For Priya, all it took was a single opportunity. In 2010 she found the WPC, but because of its size there was not enough room for her at the time. Luckily, Priya got in after waiting a full year and has not looked back since. She has been at the top of her class in school almost from the beginning. Being the natural born leader she is, Priya has strived to help others with their schoolwork, while studying voraciously. Her eyes have been set on the prize ever since she received her single chance. A girl who used to wander the streets and then watch her brothers eat first is now poised to become a doctor.
Wait a second. A female doctor? In Nepal? Four years ago, not long after arriving at the WPC safe home in Nepal, Priya said she wanted to be a nurse. After thriving in her new home, she was hungry for even more.
She wants to be a doctor;
She wants to give back to her community;
She wants to heal people who are broken.
When we say girls in Nepal are at risk for human trafficking, Priya is the kind of girl we have in mind. Priya battled her adversity to find an opportunity to be more, not only for herself but for her community as well.

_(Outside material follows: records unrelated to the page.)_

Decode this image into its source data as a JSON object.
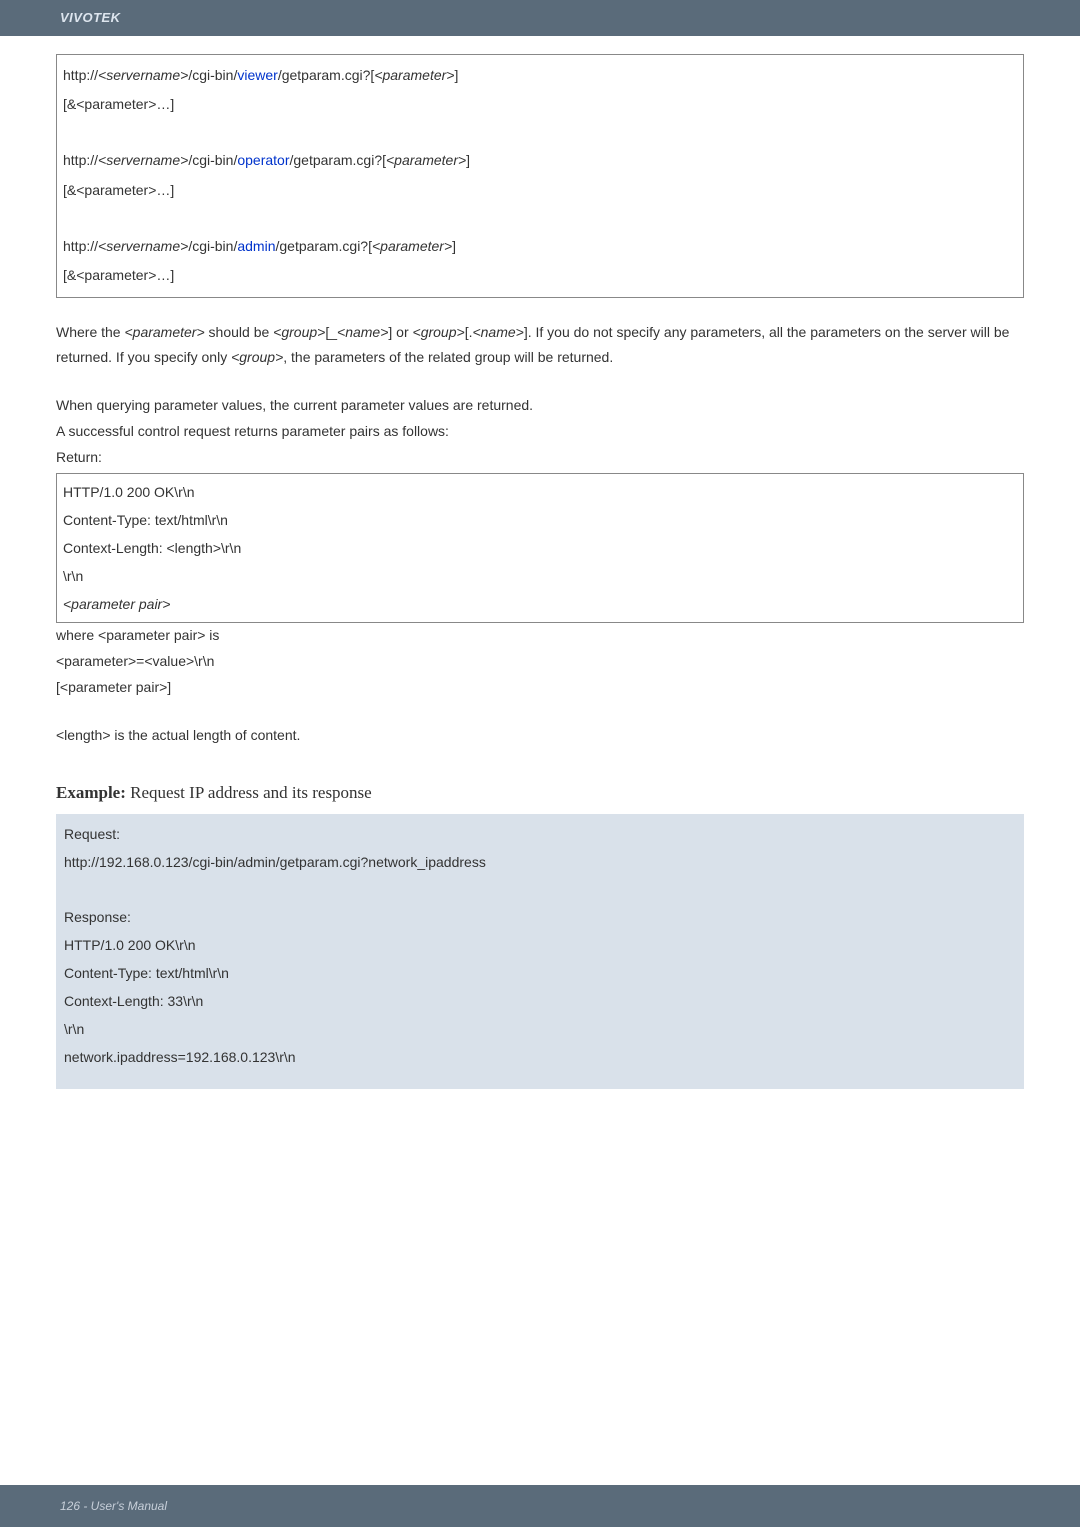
{
  "header": {
    "brand": "VIVOTEK"
  },
  "syntax_box": {
    "l1a": "http://",
    "l1b": "<servername>",
    "l1c": "/cgi-bin/",
    "l1d": "viewer",
    "l1e": "/getparam.cgi?[",
    "l1f": "<parameter>",
    "l1g": "]",
    "l2": "[&<parameter>…]",
    "l3a": "http://",
    "l3b": "<servername>",
    "l3c": "/cgi-bin/",
    "l3d": "operator",
    "l3e": "/getparam.cgi?[",
    "l3f": "<parameter>",
    "l3g": "]",
    "l4": "[&<parameter>…]",
    "l5a": "http://",
    "l5b": "<servername>",
    "l5c": "/cgi-bin/",
    "l5d": "admin",
    "l5e": "/getparam.cgi?[",
    "l5f": "<parameter>",
    "l5g": "]",
    "l6": "[&<parameter>…]"
  },
  "desc": {
    "p1a": "Where the ",
    "p1b": "<parameter>",
    "p1c": " should be ",
    "p1d": "<group>",
    "p1e": "[_",
    "p1f": "<name>",
    "p1g": "] or ",
    "p1h": "<group>",
    "p1i": "[.",
    "p1j": "<name>",
    "p1k": "]. If you do not specify any parameters, all the parameters on the server will be returned. If you specify only ",
    "p1l": "<group>",
    "p1m": ", the parameters of the related group will be returned.",
    "p2": "When querying parameter values, the current parameter values are returned.",
    "p3": "A successful control request returns parameter pairs as follows:",
    "return_label": "Return:"
  },
  "return_box": {
    "r1": "HTTP/1.0 200 OK\\r\\n",
    "r2": "Content-Type: text/html\\r\\n",
    "r3": "Context-Length: <length>\\r\\n",
    "r4": "\\r\\n",
    "r5": "<parameter pair>"
  },
  "after_return": {
    "a1": "where <parameter pair> is",
    "a2": "<parameter>=<value>\\r\\n",
    "a3": "[<parameter pair>]",
    "a4": "<length> is the actual length of content."
  },
  "example": {
    "label_bold": "Example:",
    "label_rest": " Request IP address and its response",
    "req_label": "Request:",
    "req_url": "http://192.168.0.123/cgi-bin/admin/getparam.cgi?network_ipaddress",
    "resp_label": "Response:",
    "resp1": "HTTP/1.0 200 OK\\r\\n",
    "resp2": "Content-Type: text/html\\r\\n",
    "resp3": "Context-Length: 33\\r\\n",
    "resp4": "\\r\\n",
    "resp5": "network.ipaddress=192.168.0.123\\r\\n"
  },
  "footer": {
    "text": "126 - User's Manual"
  }
}
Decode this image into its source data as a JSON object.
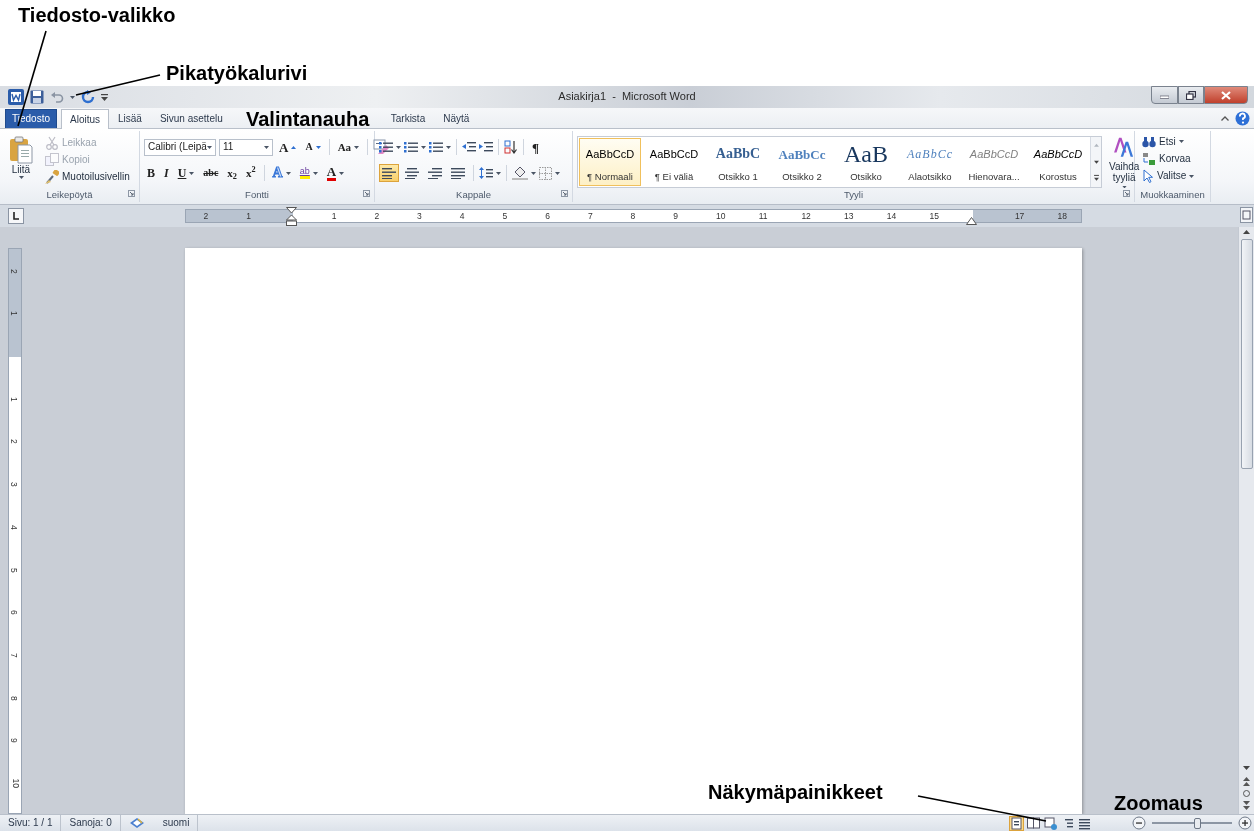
{
  "annotations": [
    {
      "text": "Tiedosto-valikko"
    },
    {
      "text": "Pikatyökalurivi"
    },
    {
      "text": "Valintanauha"
    },
    {
      "text": "Näkymäpainikkeet"
    },
    {
      "text": "Zoomaus"
    }
  ],
  "window": {
    "title": "Asiakirja1  -  Microsoft Word"
  },
  "tabs": [
    {
      "label": "Tiedosto",
      "kind": "file",
      "selected": false
    },
    {
      "label": "Aloitus",
      "kind": "tab",
      "selected": true
    },
    {
      "label": "Lisää",
      "kind": "tab",
      "selected": false
    },
    {
      "label": "Sivun asettelu",
      "kind": "tab",
      "selected": false
    },
    {
      "label": "Tarkista",
      "kind": "tab",
      "selected": false
    },
    {
      "label": "Näytä",
      "kind": "tab",
      "selected": false
    }
  ],
  "clipboard": {
    "label": "Leikepöytä",
    "paste": "Liitä",
    "items": [
      {
        "label": "Leikkaa",
        "kind": "cut",
        "disabled": true
      },
      {
        "label": "Kopioi",
        "kind": "copy",
        "disabled": true
      },
      {
        "label": "Muotoilusivellin",
        "kind": "painter",
        "disabled": false
      }
    ]
  },
  "font": {
    "label": "Fontti",
    "name": "Calibri (Leipä",
    "size": "11",
    "grow": "A",
    "shrink": "A",
    "case": "Aa",
    "bold": "B",
    "italic": "I",
    "underline": "U",
    "strike": "abc",
    "subscript": "x$_{2}$",
    "superscript": "x$^{2}$",
    "effects": "A",
    "highlight": "ab",
    "font_color": "A"
  },
  "paragraph": {
    "label": "Kappale",
    "show_marks": "¶",
    "alignment": [
      {
        "selected": true
      },
      {
        "selected": false
      },
      {
        "selected": false
      },
      {
        "selected": false
      }
    ]
  },
  "styles": {
    "label": "Tyyli",
    "change": "Vaihda tyyliä",
    "items": [
      {
        "sample": "AaBbCcD",
        "label": "¶ Normaali",
        "kind": "normal",
        "selected": true
      },
      {
        "sample": "AaBbCcD",
        "label": "¶ Ei väliä",
        "kind": "normal",
        "selected": false
      },
      {
        "sample": "AaBbC",
        "label": "Otsikko 1",
        "kind": "heading1",
        "selected": false
      },
      {
        "sample": "AaBbCc",
        "label": "Otsikko 2",
        "kind": "heading2",
        "selected": false
      },
      {
        "sample": "AaB",
        "label": "Otsikko",
        "kind": "title",
        "selected": false
      },
      {
        "sample": "AaBbCc",
        "label": "Alaotsikko",
        "kind": "subtitle",
        "selected": false
      },
      {
        "sample": "AaBbCcD",
        "label": "Hienovara...",
        "kind": "subtle",
        "selected": false
      },
      {
        "sample": "AaBbCcD",
        "label": "Korostus",
        "kind": "emphasis",
        "selected": false
      }
    ]
  },
  "editing": {
    "label": "Muokkaaminen",
    "items": [
      {
        "label": "Etsi",
        "kind": "find"
      },
      {
        "label": "Korvaa",
        "kind": "replace"
      },
      {
        "label": "Valitse",
        "kind": "select"
      }
    ]
  },
  "ruler": {
    "horizontal": [
      "2",
      "1",
      "1",
      "2",
      "3",
      "4",
      "5",
      "6",
      "7",
      "8",
      "9",
      "10",
      "11",
      "12",
      "13",
      "14",
      "15",
      "17",
      "18"
    ],
    "vertical": [
      "2",
      "1",
      "1",
      "2",
      "3",
      "4",
      "5",
      "6",
      "7",
      "8",
      "9",
      "10"
    ]
  },
  "status_bar": {
    "page": "Sivu: 1 / 1",
    "words": "Sanoja: 0",
    "language": "suomi",
    "views": [
      {
        "selected": true
      },
      {
        "selected": false
      },
      {
        "selected": false
      },
      {
        "selected": false
      },
      {
        "selected": false
      }
    ],
    "zoom": {
      "level": 0.56
    }
  }
}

Priya is just one example of the hope that surges in the WPC safe home in Hetauda, Nepal. She is why WPC Nepal and the Hetauda House work. And this work is why Construction for Change is proud to be partnering with these impactful organizations.
By providing early intervention through high-quality and consistent education, WPC Nepal strives to combat exploitation and decrease marginalization. Equally important, they seek to give women and girls the tools to find and express their self-value and independence. The home we seek to build will provide safety, solace, hope and promise for this community. It will undermine the efforts of human traffickers by expanding current agriculture programs, a chicken farm, clean water, and sanitation. These provisions will help alleviate the desperation driving so many Nepalese parents to trust that a stranger can promise their child a better future than they can. This structure symbolizes the effort to defy the caste system, through enabling educated, capable, confident, and employee women and girls to break the cycle of poverty and provide a better life for themselves.